Though the number of people I see using modulo is low,
then they use numpy.mod on arrays once we get to numerics.
And in string formatting  we push for .format(*args, **kwargs).

But I’ll try to gather some statistics around. 

>> and that most book on Scientific Python are wrong/inaccurate.
> I'm afraid that's Scientific Python's cross to bear, not Python's.
>> It will be even harder if we have to remove the usage of
>> `?`/`??`[4].
> Not to worry about that.  IPython can define its own syntax for
> parsing out help requests vs. Python syntax.  I doubt you'll have to
> modify the current rules in any way.

I hope that won’t change in the final PEP, and I’m not too worry, 
worse case we use more reg-ex, and shift the problem elsewhere :-) 

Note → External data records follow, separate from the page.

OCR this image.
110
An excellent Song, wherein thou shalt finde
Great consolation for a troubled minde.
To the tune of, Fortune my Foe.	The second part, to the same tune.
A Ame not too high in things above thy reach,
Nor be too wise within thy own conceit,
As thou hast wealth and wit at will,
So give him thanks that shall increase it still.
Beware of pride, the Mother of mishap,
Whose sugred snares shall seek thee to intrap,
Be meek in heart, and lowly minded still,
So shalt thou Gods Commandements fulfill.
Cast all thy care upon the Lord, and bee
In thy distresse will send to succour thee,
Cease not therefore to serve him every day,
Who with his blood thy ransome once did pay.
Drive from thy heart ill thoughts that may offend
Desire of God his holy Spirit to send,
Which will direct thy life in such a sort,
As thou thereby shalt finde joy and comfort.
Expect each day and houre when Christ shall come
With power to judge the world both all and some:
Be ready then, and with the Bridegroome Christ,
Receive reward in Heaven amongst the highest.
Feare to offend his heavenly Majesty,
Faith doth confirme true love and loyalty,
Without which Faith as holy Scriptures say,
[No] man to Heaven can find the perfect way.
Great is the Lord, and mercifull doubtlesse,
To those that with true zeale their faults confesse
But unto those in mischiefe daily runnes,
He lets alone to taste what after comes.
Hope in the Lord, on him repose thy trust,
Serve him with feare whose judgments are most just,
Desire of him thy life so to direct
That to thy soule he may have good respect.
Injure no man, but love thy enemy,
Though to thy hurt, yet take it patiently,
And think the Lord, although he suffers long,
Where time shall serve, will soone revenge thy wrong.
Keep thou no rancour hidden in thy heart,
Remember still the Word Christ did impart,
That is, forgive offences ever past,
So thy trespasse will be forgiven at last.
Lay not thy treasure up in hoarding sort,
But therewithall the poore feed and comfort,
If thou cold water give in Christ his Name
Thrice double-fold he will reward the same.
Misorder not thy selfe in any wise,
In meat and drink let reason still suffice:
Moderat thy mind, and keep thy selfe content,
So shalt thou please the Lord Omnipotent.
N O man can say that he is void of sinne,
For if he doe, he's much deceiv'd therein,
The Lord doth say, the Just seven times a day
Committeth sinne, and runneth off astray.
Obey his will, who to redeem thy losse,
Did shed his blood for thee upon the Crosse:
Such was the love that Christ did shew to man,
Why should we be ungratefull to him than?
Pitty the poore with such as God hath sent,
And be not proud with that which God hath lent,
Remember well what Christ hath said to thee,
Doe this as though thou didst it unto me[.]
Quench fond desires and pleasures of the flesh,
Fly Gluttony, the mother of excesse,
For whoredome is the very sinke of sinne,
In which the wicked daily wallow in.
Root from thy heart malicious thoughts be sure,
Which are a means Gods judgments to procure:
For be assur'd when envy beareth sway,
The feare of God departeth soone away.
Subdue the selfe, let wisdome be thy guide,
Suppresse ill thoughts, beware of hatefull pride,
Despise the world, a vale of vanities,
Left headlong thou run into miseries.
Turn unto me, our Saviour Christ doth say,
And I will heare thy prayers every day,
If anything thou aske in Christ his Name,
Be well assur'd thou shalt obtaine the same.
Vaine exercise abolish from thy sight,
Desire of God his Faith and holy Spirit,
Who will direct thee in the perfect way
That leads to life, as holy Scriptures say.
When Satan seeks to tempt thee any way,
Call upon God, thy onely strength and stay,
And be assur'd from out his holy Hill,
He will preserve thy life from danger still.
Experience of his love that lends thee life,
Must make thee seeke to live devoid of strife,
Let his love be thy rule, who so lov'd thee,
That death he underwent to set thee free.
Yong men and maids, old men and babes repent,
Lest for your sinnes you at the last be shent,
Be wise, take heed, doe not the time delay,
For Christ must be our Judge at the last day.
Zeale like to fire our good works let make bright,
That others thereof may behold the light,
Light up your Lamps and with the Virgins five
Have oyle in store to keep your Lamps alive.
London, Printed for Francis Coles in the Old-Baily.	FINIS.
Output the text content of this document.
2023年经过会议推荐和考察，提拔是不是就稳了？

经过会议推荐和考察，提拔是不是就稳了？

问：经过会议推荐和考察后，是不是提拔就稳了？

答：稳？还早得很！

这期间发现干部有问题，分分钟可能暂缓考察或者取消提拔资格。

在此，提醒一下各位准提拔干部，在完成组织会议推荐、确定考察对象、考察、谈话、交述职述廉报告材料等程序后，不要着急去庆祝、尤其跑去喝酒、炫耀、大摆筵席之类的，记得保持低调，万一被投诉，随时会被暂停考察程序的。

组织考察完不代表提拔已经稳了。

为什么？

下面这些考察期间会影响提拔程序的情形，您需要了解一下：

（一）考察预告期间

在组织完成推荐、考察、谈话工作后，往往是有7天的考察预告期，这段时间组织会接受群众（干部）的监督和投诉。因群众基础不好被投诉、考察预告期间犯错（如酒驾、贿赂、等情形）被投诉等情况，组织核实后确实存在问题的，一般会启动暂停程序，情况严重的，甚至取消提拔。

>> I also want to note that the use of `?`/`??` is not present to just
>> being or end of identifiers as it can also be used use to search
>> for names:
>>> In [1]: *int*?
> But again "*int* ?" is a SyntaxError.  This is the kind of thing most
> casual users can easily work with.  (At least speakers of American
> English.  In email text, my Indian students love to separate trailing
> punctuation from the preceding word for some reason, but they would
> certainly learn quickly that you can't do that in IPython.)

French also separate punctuation, I’m still torn on that.
But if we have to slightly change the rules, so be it. 

> Again, I agree it would be useful to mention this in the PEP, but as
> far as I can see there really isn't a conflict.

Happy you agree on point 1, and that you confirm point 2.

> The main thing I'd
> want to know to convince me there's a risk would be if a lot of users
> are confused by "%quickref" (an IPython command) vs. "3 % 2" (a Python
> expression).

Will try to get more qualitative info.